In questo modo la sfera emotiva, attraverso l’elaborazione di un’IdeoCultura, ottiene di invadere la sfera cognitiva, generando e diffondendo percezioni distorte della realtà, finalizzate a limitare i margini d’azione di singoli individui e gruppi a quei comportamenti maggiormente vantaggiosi per l’IdeoCultura stessa. Un processo del tutto analogo a quello che genera l’emersione di bias cognitivi nei singoli individui [12].

Nello specifico, la supremazia etico/morale delle forme di governo democratico è in larga parte un Bias Culturale prodotto e diffuso dall’IdeoCultura produttivo/mercantile egemone, che dispone di risorse e flussi di capitale capaci di condizionare le decisioni politiche bypassando e circuendo la volontà popolare. Simmetricamente le IdeoCulture militari veicolano l’idea di supremazia etico/morale delle forme di governo autoritario.

Entrambe appaiono come forme di auto-legittimazione operate da IdeoCulture egemoni. Discorso analogo vale per la ‘libertà di stampa’, e più in generale dei canali comunicativi, strumenti che nella società attuale sono alimentati da risorse economiche che non discendono tanto dalla qualità e veridicità dei contenuti quanto dall’indotto generato dagli inserimenti pubblicitari.

Il ritorno economico di un’impresa mediatica è direttamente proporzionale alla sua capacità di venire incontro agli interessi della committenza, riflettendone e veicolandone i princìpi. In questo modo l’IdeoCultura produttivo/mercantile attualmente egemone gestisce l’ambito culturale del controllo sociale, indirizzando flussi economici ai partiti politici ed alimentando economicamente solo i canali mediatici disposti a veicolare i bias culturali ad essa favorevoli. Tutto ciò in una versione edulcorata ed artefatta dei processi democratici.

Gli esempi di Bias Culturali introdotti dalle IdeoCulture egemoni nel corso della storia sono innumerevoli, ne cito solo alcuni nei quali sono incappato in momenti diversi.

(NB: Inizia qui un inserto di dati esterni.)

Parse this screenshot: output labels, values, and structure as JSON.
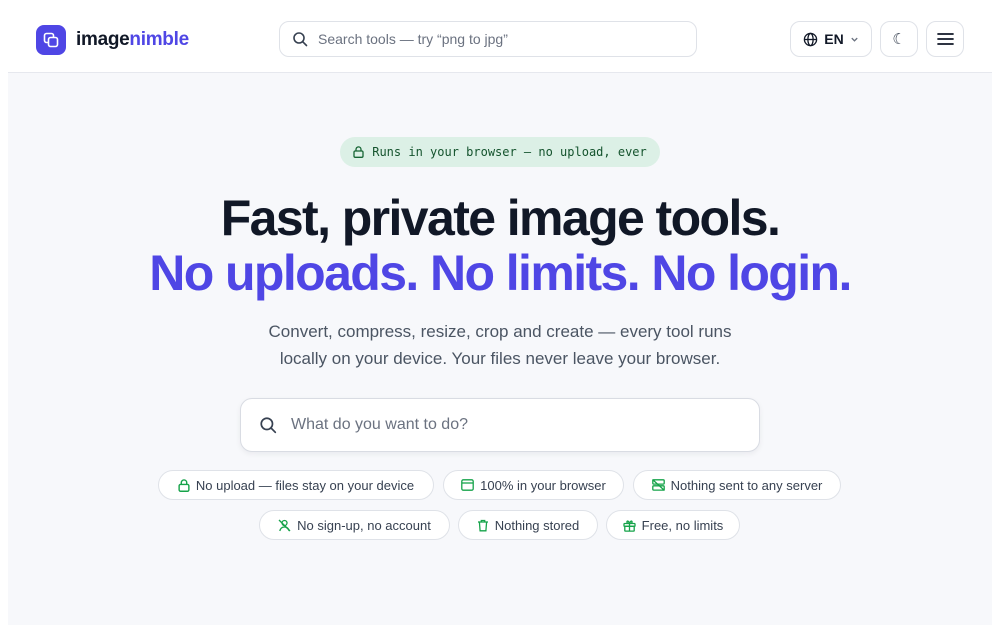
{
  "header": {
    "logo": {
      "part1": "image",
      "part2": "nimble"
    },
    "search": {
      "placeholder": "Search tools — try “png to jpg”"
    },
    "language": {
      "label": "EN"
    },
    "theme_toggle": {
      "icon": "moon-icon"
    },
    "menu": {
      "icon": "hamburger-menu-icon"
    }
  },
  "hero": {
    "badge": "Runs in your browser — no upload, ever",
    "title_line1": "Fast, private image tools.",
    "title_line2": "No uploads. No limits. No login.",
    "subtitle_line1": "Convert, compress, resize, crop and create — every tool runs",
    "subtitle_line2": "locally on your device. Your files never leave your browser.",
    "search": {
      "placeholder": "What do you want to do?"
    }
  },
  "features": [
    {
      "label": "No upload — files stay on your device",
      "icon": "lock-icon"
    },
    {
      "label": "100% in your browser",
      "icon": "browser-window-icon"
    },
    {
      "label": "Nothing sent to any server",
      "icon": "no-server-icon"
    },
    {
      "label": "No sign-up, no account",
      "icon": "no-user-icon"
    },
    {
      "label": "Nothing stored",
      "icon": "trash-icon"
    },
    {
      "label": "Free, no limits",
      "icon": "gift-icon"
    }
  ],
  "colors": {
    "brand": "#4f46e5",
    "accent_green": "#16a34a",
    "badge_bg": "#dcf0e6",
    "page_bg": "#f7f8fb"
  }
}
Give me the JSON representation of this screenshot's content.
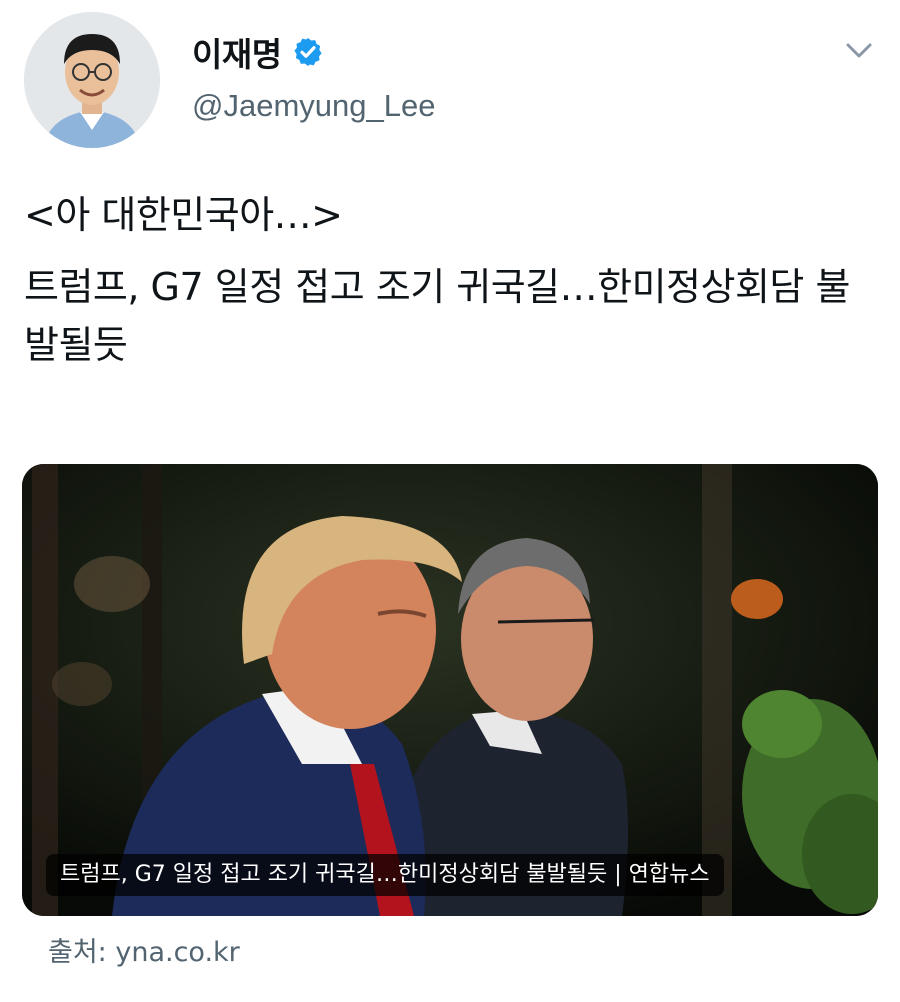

  • Il pregiudizio antropocentrico, che pone l’uomo al centro della ‘creazione’ [13];
  • l’idea di progresso, ovvero che il destino dell’umanità sia necessariamente proiettato in direzione di un inarrestabile miglioramento delle condizioni di vita e del benessere [14];
  • l’interpretazione, tipica del medioevo, delle malattie mentali in termini di possessioni demoniache e stregoneria, al fine di spaventare ed asservire le popolazioni superstiziose;
  • il pregiudizio scientista e l’affermazione del primato della scienza, ovvero la tesi che, se un processo è scientificamente realizzabile, esso diventa ipso-facto desiderabile, dato che le eventuali ricadute e conseguenze negative saranno successivamente corrette da un ulteriore processo/progresso generato dalla scienza stessa;
  • l’idea di una ‘crescita infinita’ dell’economia su cui si basa la teoria economica corrente, incompatibile con la finitezza delle risorse planetarie;
  • il primato dell’automobile negli spazi urbani e l’idea di ‘fluidificazione’ del traffico;
  • la minimizzazione dei danni derivanti dall’assunzione di sostanze psicotrope operata per mezzo della comunicazione commerciale;

In buona sostanza, ovunque si individui uno scostamento tra quanto collettivamente percepito come veritiero e la realtà fattuale, vediamo in azione l’effetto distorsivo di una IdeoCultura, operata per mezzo della propalazione di un Bias Culturale e finalizzata al controllo del consesso sociale.

15 – Auto-rinforzo

Le manipolazioni emotive e cognitive prodotte da un’IdeoCultura si sviluppano tipicamente sia all’esterno che all’interno della stessa. I migliori comunicatori commerciali sono in genere consumatori compulsivi. I migliori comunicatori politici sono in genere convinti assertori degli ‘ideali’ del proprio partito. Le IdeoCulture traggono alimento sia fisico che culturale da parte dei propri affiliati.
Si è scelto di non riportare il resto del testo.